Berruyer's Bible : Public Opinion and the Politics of Enlightenment Catholicism in France
1 June 2021
The French Jesuit Isaac-Joseph Berruyer's Histoire du peuple de Dieu was an ambitious attempt to connect the ideas of the Enlightenment with the theology of the Catholic Church. A paraphrase of the Bible written in vernacular French, the Histoire promoted progress, the pursuit of happiness, the fundamental goodness of humanity, and the capacity of nature to shape moral human beings. Berruyer aimed to update the Bible for a new age, but his work unleashed a furor that ended with the expulsion of the Jesuits from France.
Berruyer's Bible offers a fresh perspective on the history of the Catholic Enlightenment. By exploring the rise and fall of Berruyer's Histoire, Daniel Watkins reveals how Catholic attempts to assimilate Enlightenment ideas caused conflicts within the church and between the church and the French state.

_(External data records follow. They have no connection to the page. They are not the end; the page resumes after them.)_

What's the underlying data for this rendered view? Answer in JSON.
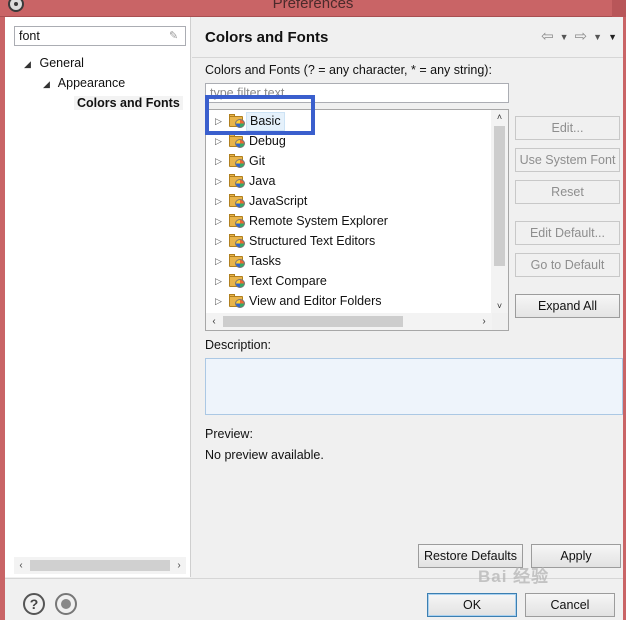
{
  "window": {
    "title": "Preferences"
  },
  "left_pane": {
    "filter_value": "font",
    "tree": [
      {
        "label": "General",
        "expanded": true
      },
      {
        "label": "Appearance",
        "expanded": true
      },
      {
        "label": "Colors and Fonts",
        "selected": true
      }
    ]
  },
  "right_pane": {
    "heading": "Colors and Fonts",
    "filter_label": "Colors and Fonts (? = any character, * = any string):",
    "filter_placeholder": "type filter text",
    "tree_items": [
      "Basic",
      "Debug",
      "Git",
      "Java",
      "JavaScript",
      "Remote System Explorer",
      "Structured Text Editors",
      "Tasks",
      "Text Compare",
      "View and Editor Folders"
    ],
    "selected_item": "Basic",
    "buttons": {
      "edit": "Edit...",
      "use_system_font": "Use System Font",
      "reset": "Reset",
      "edit_default": "Edit Default...",
      "go_to_default": "Go to Default",
      "expand_all": "Expand All"
    },
    "description_label": "Description:",
    "preview_label": "Preview:",
    "preview_text": "No preview available.",
    "restore_defaults": "Restore Defaults",
    "apply": "Apply"
  },
  "footer": {
    "ok": "OK",
    "cancel": "Cancel"
  },
  "watermark": "Bai 经验"
}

Berruyer's Bible flips the traditional narrative of the Enlightenment on its head by showing that the secularization of French society and the political decline of the Catholic Church were due not solely to the external assaults of anti-clerical philosophes but also to the internal discord caused by Catholic theologians themselves.
Built upon extensive research in archives across Western Europe and the United States, Berruyer's Bible paints a vivid picture of the tumultuous intellectual world of the Catholic Church and the power of radical ideas that shaped the church throughout the Enlightenment, the French Revolution, and beyond.